Perugino at the Alte Pinakothek
Perugino (d. 1523) was one of the greatest painters of the Italian Renaissance. His chief claim to fame is having been the master of Raphael; but Perugino (born Pietro de Christoforo Vannucci in Umbria around 1450) is renowned in his own right for having been one of the earliest Italian practitioners of oil painting, and for having worked on the Sistine Chapel in Rome.
A major exhibition devoted to Perugino's work has recently opened at the Alte Pinakothek in Munich, featuring loans from the British Library, the Uffizi (Florence), the Louvre (Paris) and the Hermitage (St Petersburg), among other institutions. The curators have endeavoured to remove Perugino from Raphael's shadow; and they have done so with stunning effect. There are some sensational pieces on display in Munich –- including the Alte Pinakothek's own Vision of St Bernard, acquired by King Ludwig I of Bavaria in 1829 -- and you are strongly recommended to make a special visit.

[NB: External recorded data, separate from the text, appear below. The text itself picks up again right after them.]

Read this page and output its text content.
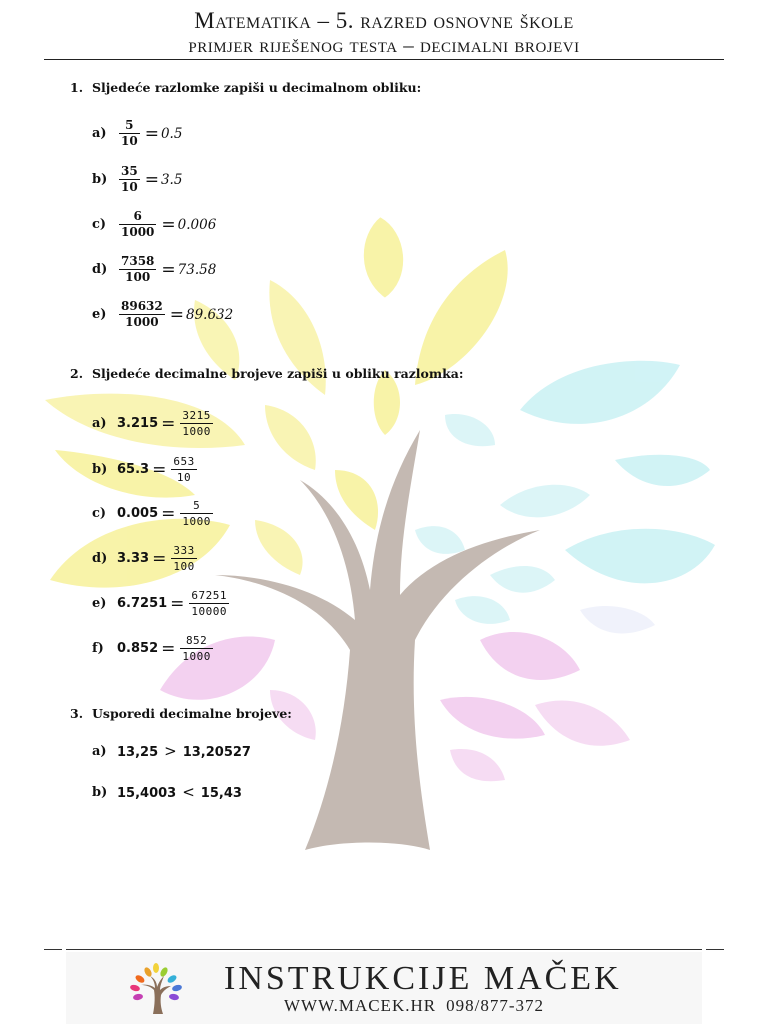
Matematika – 5. razred osnovne škole
primjer riješenog testa – decimalni brojevi
1. Sljedeće razlomke zapiši u decimalnom obliku:
a)	$\frac{5}{10} = 0.5$
$b) \frac{35}{10} = 3.5$
c)	$\frac{6}{1000} = 0.006$
$d) \frac{7358}{100} = 73.58$
e)	$\frac{89632}{1000} = 89.632$
2. Sljedeće decimalne brojeve zapiši u obliku razlomka:
a) 3.215 = 3215
1000
b) 65.3 = 653
10
c) 0.005 = 5
1000
d) 3.33 = 333
100
e) 6.7251 = 67251
10000
f)	0.852 = 852
1000
3. Usporedi decimalne brojeve:
a) 13,25 > 13,20527
b) 15,4003 < 15,43
INSTRUKCIJE MAČEK
WWW.MACEK.HR 098/877-372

The British Library's miniature of the martyrdom of St Sebastian (Yates Thompson MS 29, f. 132) is currently on display at the Alte Pinakothek. Perugino painted this scene in Bologna around the year 1500, signing it at the bottom of the page "PETRVS PRVSINVS PINXIT". The miniature was probably made for Bonaparte Ghislieri, a Bolognese senator (d. 1541), and eventually found its way into the collection of Henry Yates Thompson (d. 1928). Yates Thompson actually sold this manuscript in 1899, before reacquiring it; it was bequeathed to the British Museum by his widow in 1941.
Perugino -- Raphael's Master is open at the Alte Pinakothek in Munich until 15 January 2011.